If I get a response in a timely manner, I assume all is well. If not, it’ll notify me somehow.

The idea is to make it run a whole bunch of builds to attempt to exercise as much of the code base as possible.

I’ll try to make a habit of blogging about the progress on this as I know a lot of people are aggravated by the current state of affairs and this way, they can see that something is happening.

Not an April fool’s joke

Today marks the beginning of my second month working for Rackspace.

I’ve realised I haven’t actually blogged about my leaving Canonical, so this post doubles as an announcement about that, I suppose.

A lot of thought was put into that decision. Ubuntu is an awesome project to work on and Canonical was a fun and interesting “place” to work, but “all good things must come to an end” so I decided to “quit while I was ahead”. Come up with more clichées if you feel like it. The short story is that I just wasn’t having much fun anymore.

Rackspace came along as an interesting option. I’ve known about them since forever, and they are doing very interesting stuff in the cloud computing area, so it seemed like a natural progression. I had a few interviews and after we overcame some initial difficulties (they’re not that used to having people from Denmark work for them) I started my new job working on Cloud Sites on March 1st.

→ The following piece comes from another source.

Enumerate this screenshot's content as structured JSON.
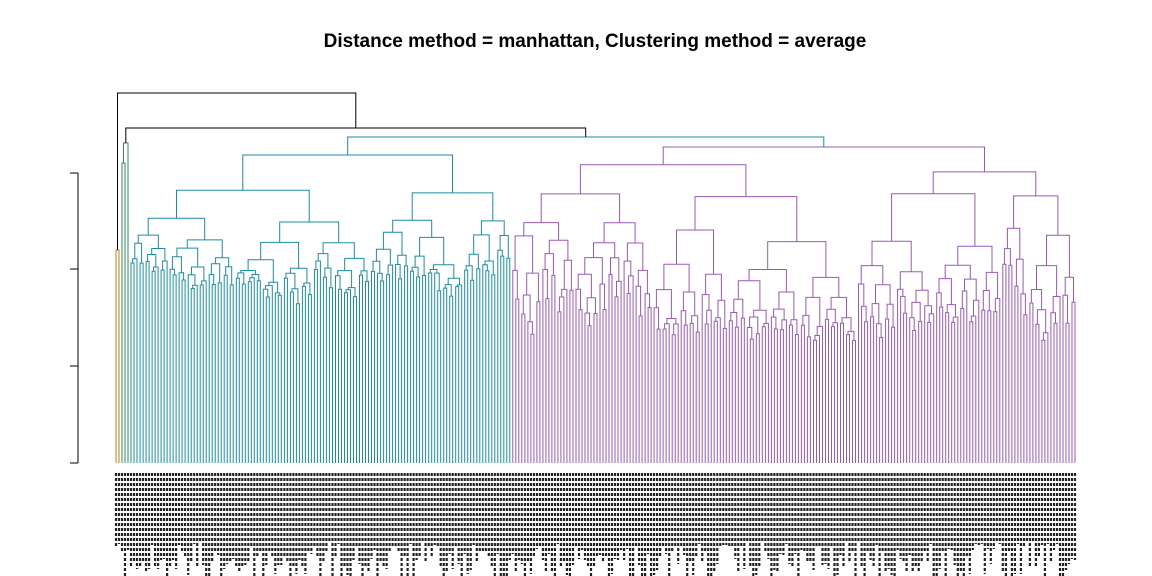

This does not mean that I’m going to stop working on Ubuntu, though. It’ll just be on my own time and working on a narrower set of things than I have for a while. I also hope to be at UDS (I’ve applied for sponsorship) so that I can meet all my awesome, old colleagues.

Automated regression testing of server packages

Just a quick FYI: I’ve set up some magic to automatically rebuild a set of server packages every day to see if their regression test suites still pass. The current list of source packages:

  • libvirt
  • postgresql-8.3
  • postgresql-8.4
  • mysql-dfsg-5.0
  • mysql-dfsg-5.1
  • openldap
  • php5

If there are other server packages that run their test suites at build time, please let me know so that I can add them to this list.

They packages are uploaded to the ubuntu-server-autotest/regression-test PPA.